Tomorrow, I will say good bye to my hometown. I will say goodbye to everything that is so familiar in my life. I would be lying if I told you I wasn't sad or scared. I'm not scared to leave my family even though I know I will miss them a lot. I am scared to leave everything that has been so comfortable and normal to me. Whether it's the drive I take to work, my hometown, or even my favorite restaurants, things are going to change. I will no longer be five minutes away from my best friends or get to see them almost everyday. I am scared to have to learn how to do things by myself without my parents there by my side. There is so much comfort that is in my life and tomorrow I will have to shake things up and find a new area of comfort.

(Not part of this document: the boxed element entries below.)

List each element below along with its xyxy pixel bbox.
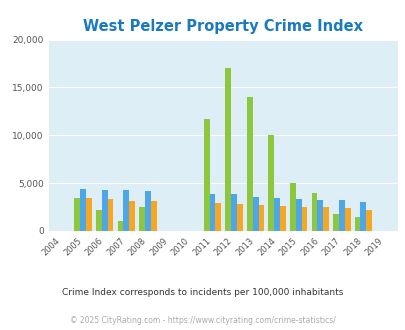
Bar bbox=[360, 202, 365, 231]
Bar bbox=[107, 199, 113, 231]
Bar bbox=[311, 193, 317, 231]
Bar bbox=[129, 201, 135, 231]
Bar bbox=[123, 190, 129, 231]
Bar bbox=[354, 216, 360, 231]
Bar bbox=[145, 191, 150, 231]
Bar bbox=[332, 214, 338, 231]
Bar bbox=[322, 207, 328, 231]
Bar bbox=[246, 97, 252, 231]
Bar bbox=[215, 203, 221, 231]
Bar bbox=[150, 201, 156, 231]
Bar bbox=[344, 208, 350, 231]
Bar bbox=[96, 210, 102, 231]
Bar bbox=[252, 197, 258, 231]
Bar bbox=[237, 204, 242, 231]
Title: West Pelzer Property Crime Index: West Pelzer Property Crime Index bbox=[83, 19, 362, 34]
Bar bbox=[279, 206, 285, 231]
Bar bbox=[117, 221, 123, 231]
Bar bbox=[338, 200, 344, 231]
Bar bbox=[317, 200, 322, 231]
Bar bbox=[289, 183, 295, 231]
Bar bbox=[268, 135, 274, 231]
Bar bbox=[274, 197, 279, 231]
Bar bbox=[225, 68, 230, 231]
Bar bbox=[301, 207, 307, 231]
Bar bbox=[102, 190, 107, 231]
Bar bbox=[80, 189, 86, 231]
Bar bbox=[139, 207, 145, 231]
Text: © 2025 CityRating.com - https://www.cityrating.com/crime-statistics/: © 2025 CityRating.com - https://www.city… bbox=[70, 315, 335, 325]
Bar bbox=[365, 210, 371, 231]
Bar bbox=[230, 194, 237, 231]
Bar bbox=[74, 198, 80, 231]
Text: Crime Index corresponds to incidents per 100,000 inhabitants: Crime Index corresponds to incidents per… bbox=[62, 287, 343, 297]
Bar bbox=[258, 205, 264, 231]
Bar bbox=[86, 197, 92, 231]
Bar bbox=[209, 194, 215, 231]
Bar bbox=[295, 199, 301, 231]
Bar bbox=[203, 119, 209, 231]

Honestly, I feel like most incoming freshmen feel this way. And it is not that I am not excited because I am extremely excited -- it's just that I am nervous and want everything to go smoothly. I want to meet awesome people, have fun, and do well in my classes. I want college to be the best four years of my life, and it's scary not knowing what will come out of college.
College will be a new adventure for me and the rest of the incoming freshmen. I am thankful for this new opportunity to learn and grow in a different setting. And I'm sure that when I actually get to college I will be fine!
So tomorrow I am saying goodbye to my hometown. I'm saying goodbye to all of the wonderful memories and people. I am ready for this new step in my life and am excited to explore my new "hometown." I realized that saying goodbye to my home is not really goodbye, it is merely a "see ya later!"